Understandably, finding \( K \) allows us to predict how much product will be formed before reaching equilibrium.

Feasibility of Reaction

The feasibility of a reaction is determined by how favorable the formation of products is under given conditions. A fundamental factor to consider is the value of the equilibrium constant, \( K \).

• If \( K > 1 \), the equilibrium favors product formation, suggesting a feasible reaction.
• If \( K < 1 \), reactants are favored, making the reaction less feasible.
• Consider molecular and energetic aspects to assess practicality in real systems.

Furthermore, reactions spontaneous under standard conditions (negative \( Δ_rG^o \)) can be implemented effectively. Feasibility not only depends on \( K \) but also on practical considerations like safety, cost, and available technology. Thus, while a theoretical model may show feasibility, practical experiments and evaluations are essential for real-world applications.

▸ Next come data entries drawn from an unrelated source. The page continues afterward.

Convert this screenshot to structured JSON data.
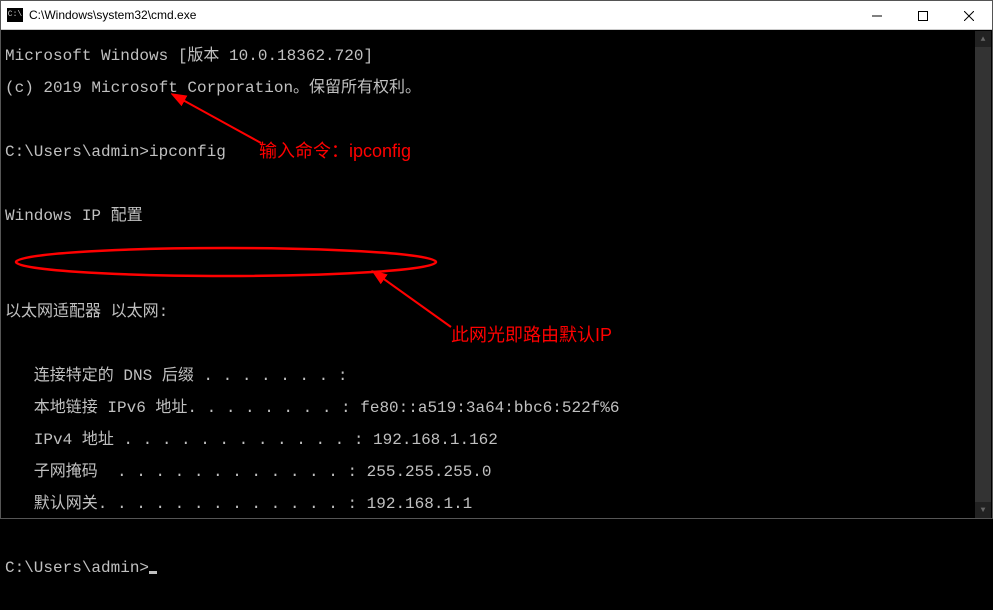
{
  "window": {
    "title": "C:\\Windows\\system32\\cmd.exe",
    "icon_label": "C:\\"
  },
  "terminal": {
    "line1": "Microsoft Windows [版本 10.0.18362.720]",
    "line2": "(c) 2019 Microsoft Corporation。保留所有权利。",
    "prompt1": "C:\\Users\\admin>",
    "command1": "ipconfig",
    "ipconfig_header": "Windows IP 配置",
    "adapter_header": "以太网适配器 以太网:",
    "dns_line": "   连接特定的 DNS 后缀 . . . . . . . :",
    "ipv6_line": "   本地链接 IPv6 地址. . . . . . . . : fe80::a519:3a64:bbc6:522f%6",
    "ipv4_line": "   IPv4 地址 . . . . . . . . . . . . : 192.168.1.162",
    "mask_line": "   子网掩码  . . . . . . . . . . . . : 255.255.255.0",
    "gw_line": "   默认网关. . . . . . . . . . . . . : 192.168.1.1",
    "prompt2": "C:\\Users\\admin>"
  },
  "annotations": {
    "top": "输入命令：ipconfig",
    "bottom": "此网光即路由默认IP"
  },
  "network": {
    "ipv6": "fe80::a519:3a64:bbc6:522f%6",
    "ipv4": "192.168.1.162",
    "mask": "255.255.255.0",
    "gateway": "192.168.1.1"
  }
}
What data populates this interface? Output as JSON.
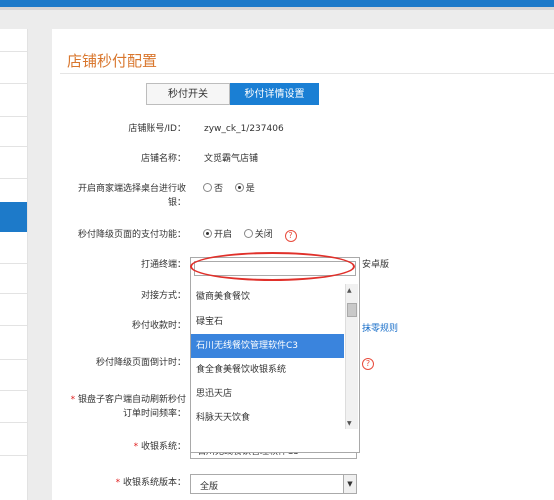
{
  "page": {
    "title": "店铺秒付配置"
  },
  "tabs": [
    "秒付开关",
    "秒付详情设置"
  ],
  "fields": {
    "account_label": "店铺账号/ID：",
    "account_value": "zyw_ck_1/237406",
    "store_label": "店铺名称：",
    "store_value": "文觅霸气店铺",
    "table_select_label_1": "开启商家端选择桌台进行收",
    "table_select_label_2": "银：",
    "radio_no": "否",
    "radio_yes": "是",
    "downgrade_label": "秒付降级页面的支付功能：",
    "radio_on": "开启",
    "radio_off": "关闭",
    "terminal_label": "打通终端：",
    "terminal_side_text": "安卓版",
    "connect_label": "对接方式：",
    "cashier_label": "秒付收款时：",
    "cashier_link": "抹零规则",
    "countdown_label": "秒付降级页面倒计时：",
    "refresh_label_1": "银盘子客户端自动刷新秒付",
    "refresh_label_2": "订单时间频率：",
    "cashier_system_label": "收银系统：",
    "cashier_system_value": "石川无线餐饮管理软件C3",
    "version_label": "收银系统版本：",
    "version_value": "全版"
  },
  "dropdown": {
    "options": [
      "徽商美食餐饮",
      "碌宝石",
      "石川无线餐饮管理软件C3",
      "食全食美餐饮收银系统",
      "思迅天店",
      "科脉天天饮食"
    ],
    "selected_index": 2
  },
  "icons": {
    "help": "question-circle-icon",
    "clear": "clear-x-icon",
    "arrow_down": "triangle-down-icon",
    "arrow_up": "triangle-up-icon"
  },
  "colors": {
    "accent": "#1d7ac9",
    "title": "#d9772e",
    "highlight": "#3a84dd",
    "annotation": "#e0302a"
  }
}
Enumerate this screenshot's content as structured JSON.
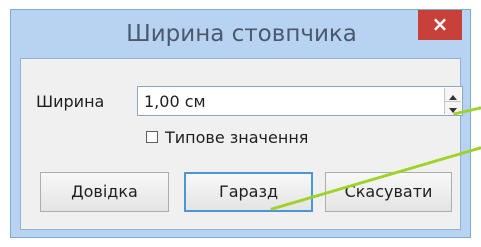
{
  "window": {
    "title": "Ширина стовпчика",
    "close_label": "×"
  },
  "field": {
    "label": "Ширина",
    "value": "1,00 см"
  },
  "checkbox": {
    "label": "Типове значення",
    "checked": false
  },
  "buttons": {
    "help": "Довідка",
    "ok": "Гаразд",
    "cancel": "Скасувати"
  },
  "colors": {
    "frame": "#b8d3f1",
    "close": "#c8403a",
    "focus": "#4c95d8",
    "annotation": "#9fd226"
  }
}
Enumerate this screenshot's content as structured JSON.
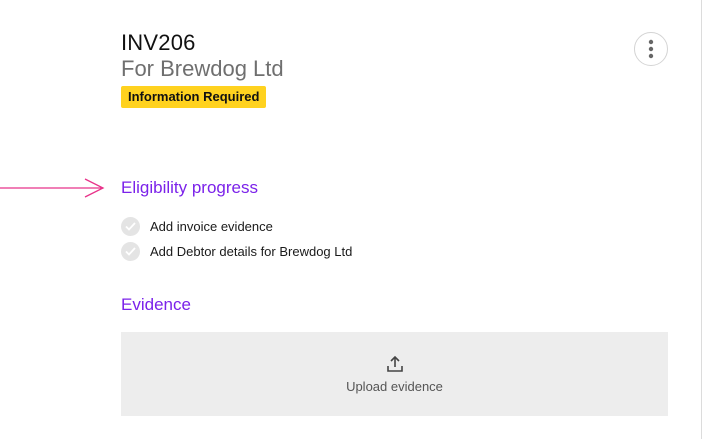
{
  "invoice": {
    "id": "INV206",
    "subtitle": "For Brewdog Ltd",
    "status_badge": "Information Required"
  },
  "eligibility": {
    "title": "Eligibility progress",
    "items": [
      {
        "label": "Add invoice evidence",
        "icon": "check-icon"
      },
      {
        "label": "Add Debtor details for Brewdog Ltd",
        "icon": "check-icon"
      }
    ]
  },
  "evidence": {
    "title": "Evidence",
    "upload_label": "Upload evidence",
    "upload_icon": "upload-icon"
  },
  "colors": {
    "accent": "#7b22ea",
    "badge": "#ffd21f",
    "arrow": "#e8338a"
  }
}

Temperature Effects on Equilibrium

Temperature can significantly impact the position of equilibrium in a chemical reaction. According to Le Chatelier's Principle, if an external condition like temperature changes, the system will adjust itself to counteract that change. Consider the thermal nature of the reaction:

• **Exothermic reactions**: Heat is released. Increasing temperature causes a shift toward reactants, reducing product yield. Thus, higher temperatures make such processes less effective.
• **Endothermic reactions**: Heat is absorbed. Increasing temperature shifts equilibrium toward products, enhancing reaction effectiveness.

Determining whether a reaction is exothermic or endothermic helps predict temperature effects on its efficiency. This understanding aids in optimizing conditions to maintain or improve reaction performance for desired outcomes.